How To Estimate An Engineering Project (Or Really Any Project)
There is apparently a cabal of engineers who want you to know that estimating is impossible. Don't believe 'em.
The Multiverse of Timelines
Estimating engineering projects is good and helpful1 and most of all it's not impossible. The first step is understanding that at the start, all projects exist in a multiverse of timelines with a variety of potential outcomes. People get sick or drink too much or just have bad days… or have great days! Or find the right stack overflow answer on the first try or whatever! We’re not code factories that have predictable outputs. Meanwhile, projects have their own uncertainties in scoping, dependencies, etc. Lots of people reading this might scoff and say, “yeah, that’s why estimates are impossible.” But actually, it just means that project outcomes lie on a distribution curve.
The bell curve represents the potential completion dates of a given project. On a standard distribution, the most likely outcome is the middle. Once you start thinking about it this way you can begin to see the patterns in how people attempt to estimate and map them to the curve. The most common pitfall is the sunny outlook.
People assume high energy days, quick problem solving and no new complications. This makes sense: we’re social people and we want to tell other what they want to hear. And what they want to hear is that the project will be done quickly. So we rationalize. The sunny outlook is the most optimistic answer we can give that doesn’t feel like lying. And as you can see on the curve it means we miss the large majority of our estimates.

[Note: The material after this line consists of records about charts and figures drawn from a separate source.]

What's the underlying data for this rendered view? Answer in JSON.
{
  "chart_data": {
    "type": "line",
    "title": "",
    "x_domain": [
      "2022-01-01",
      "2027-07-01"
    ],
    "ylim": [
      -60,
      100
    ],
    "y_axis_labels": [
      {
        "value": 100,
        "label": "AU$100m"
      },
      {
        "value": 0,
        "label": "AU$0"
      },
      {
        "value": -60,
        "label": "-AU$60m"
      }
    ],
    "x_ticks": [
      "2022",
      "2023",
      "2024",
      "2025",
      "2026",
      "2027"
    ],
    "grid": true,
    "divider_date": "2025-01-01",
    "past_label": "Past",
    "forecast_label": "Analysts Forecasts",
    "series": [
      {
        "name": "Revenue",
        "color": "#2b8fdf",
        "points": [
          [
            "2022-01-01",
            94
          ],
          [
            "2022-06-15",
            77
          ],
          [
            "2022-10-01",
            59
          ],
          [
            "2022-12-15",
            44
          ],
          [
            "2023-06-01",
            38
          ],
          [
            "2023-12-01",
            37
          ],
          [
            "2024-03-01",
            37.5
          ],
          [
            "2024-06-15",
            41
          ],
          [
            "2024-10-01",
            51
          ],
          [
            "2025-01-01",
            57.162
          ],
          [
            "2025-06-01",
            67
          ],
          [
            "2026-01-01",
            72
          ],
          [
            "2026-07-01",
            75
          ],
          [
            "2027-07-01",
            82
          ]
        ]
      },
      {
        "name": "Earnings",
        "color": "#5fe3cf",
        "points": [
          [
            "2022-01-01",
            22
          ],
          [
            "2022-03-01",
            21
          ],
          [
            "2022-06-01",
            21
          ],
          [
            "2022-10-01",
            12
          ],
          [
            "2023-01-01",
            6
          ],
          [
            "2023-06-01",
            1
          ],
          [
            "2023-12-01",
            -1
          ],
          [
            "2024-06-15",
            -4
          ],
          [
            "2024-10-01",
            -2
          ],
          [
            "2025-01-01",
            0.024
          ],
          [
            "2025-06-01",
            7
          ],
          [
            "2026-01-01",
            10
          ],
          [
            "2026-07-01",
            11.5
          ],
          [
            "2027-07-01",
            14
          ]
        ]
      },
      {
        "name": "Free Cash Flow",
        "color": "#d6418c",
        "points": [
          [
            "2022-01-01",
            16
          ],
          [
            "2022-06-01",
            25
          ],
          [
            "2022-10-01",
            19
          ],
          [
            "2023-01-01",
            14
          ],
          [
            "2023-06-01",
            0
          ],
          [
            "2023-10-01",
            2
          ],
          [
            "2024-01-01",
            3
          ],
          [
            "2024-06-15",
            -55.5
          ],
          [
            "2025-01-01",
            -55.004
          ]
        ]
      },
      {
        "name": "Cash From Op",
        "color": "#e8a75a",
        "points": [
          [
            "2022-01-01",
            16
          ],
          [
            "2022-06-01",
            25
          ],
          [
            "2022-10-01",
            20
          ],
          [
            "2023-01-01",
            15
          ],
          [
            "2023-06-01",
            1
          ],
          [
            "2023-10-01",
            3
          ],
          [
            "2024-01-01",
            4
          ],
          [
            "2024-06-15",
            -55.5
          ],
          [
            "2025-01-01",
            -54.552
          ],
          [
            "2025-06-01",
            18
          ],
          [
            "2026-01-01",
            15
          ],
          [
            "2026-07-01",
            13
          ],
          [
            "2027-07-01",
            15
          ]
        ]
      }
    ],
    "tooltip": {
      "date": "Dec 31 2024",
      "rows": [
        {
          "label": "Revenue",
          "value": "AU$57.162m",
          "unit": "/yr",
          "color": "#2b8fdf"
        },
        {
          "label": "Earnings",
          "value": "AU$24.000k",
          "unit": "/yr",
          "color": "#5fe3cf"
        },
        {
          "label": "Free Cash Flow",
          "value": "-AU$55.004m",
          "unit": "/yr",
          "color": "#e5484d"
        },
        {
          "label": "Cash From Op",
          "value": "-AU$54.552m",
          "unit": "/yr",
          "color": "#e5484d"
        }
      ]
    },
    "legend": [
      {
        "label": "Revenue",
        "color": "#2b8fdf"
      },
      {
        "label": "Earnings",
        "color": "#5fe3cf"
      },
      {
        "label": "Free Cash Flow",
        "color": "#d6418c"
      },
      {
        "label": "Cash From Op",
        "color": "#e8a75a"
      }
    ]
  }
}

But actually even the most likely outcome—the peak of the curve—causes us to miss about 50% of our estimates. That’s still not great. Other people are relying on our timelines after all.
Ranges and Error Rates
Once you begin to think in distributions for estimates, the most “honest” way to provide an estimate is as a range, rather than a specific date or amount of time. This requires a negotiation with stakeholders as it’s not the “expected” way to provide an estimate. This should also be paired with an error rate or SLA. How often will you hit your estimates? I promise it’s not 100% of the time, so be transparent about that and attempt to stick to the contract.
So, for example, you agree to hit your estimates 80% of the time, with a 20% error rate. And your estimates themselves are in the unit of "week" rather than "day.” The stakeholder negotiation should be relatively straightforward because it’s the most accurate way to represent the truth. To beef it up a little bit, support it with accountability metrics. At the end of the quarter, half or year, you can promise to deliver a hit rate on your estimates. But teams and organizations are rigid. If you must estimate an exact date, pick the end of your delivery range.
You should now be code complete early on about half your projects. This is your slack. Write more tests, clean up code, give your engineers some time back. You'll see quality go up across the board and stakeholders remain happy.
Dealing with Uncertainty
Most projects don't lie on standard distributions though. Instead they have long tails. You have a dependency you didn’t fully account for or problems that took much longer to solve than expected. For an engineering team, that may be 3rd party software that was harder than expected to integrate. For a non-eng project, maybe it’s designs or research that need to be delivered for the deck.
Typically, this means that usually the front part of the curve climbs steeply to the most likely result, but many outcomes pull the rear portion of the curve out into the distance. A project will probably take two weeks, but it might take three, four or even six. The length of the tail is correlated with uncertainty. The more you can reduce uncertainty, the more you can push your distribution in and narrow your estimate range.
One simple way to reduce uncertainty at the outset is to have each team member draw their own chart and then interrogate each others'. It's a cool framework for knowledge sharing. You’ll find that some people have solutions for some of your uncertainties and you’ll also find that some people have their own uncertainties that you haven’t accounted for.
Getting Started
You don’t need a wholesale organization change to get started estimating this way. On your next project, just do it:
Draw your chart, take careful consideration of uncertainties and adjust the long tail. Maybe even annotate it with the different things impacting the length. You may be able to pull the distribution back in too, with a little bit of research on the biggest uncertainties.
Show your team and see if they like it. Ask them to do the exercise too.
Compare your results. Use this as a basic agenda for a meeting. By the end, try and have a team consensus.
Present a delivery range and see how it’s received!
No matter what, record your estimates and the actual results. Try to calibrate so you're shipping within your margin of error. You can turn this into a game for your team. Don't punish anyone, but reward the best estimators.
You'll see tons of benefits, including better relationships with stakeholders, less stress, more slack for tech debt and tests, a more predictable pipeline, and better prioritization (product will make more knowledgable tradeoffs with reliable estimates). If you get good at this, people will love working with you. Good luck.
Some people disagree that estimating is good and helpful, but that’s a topic for another day.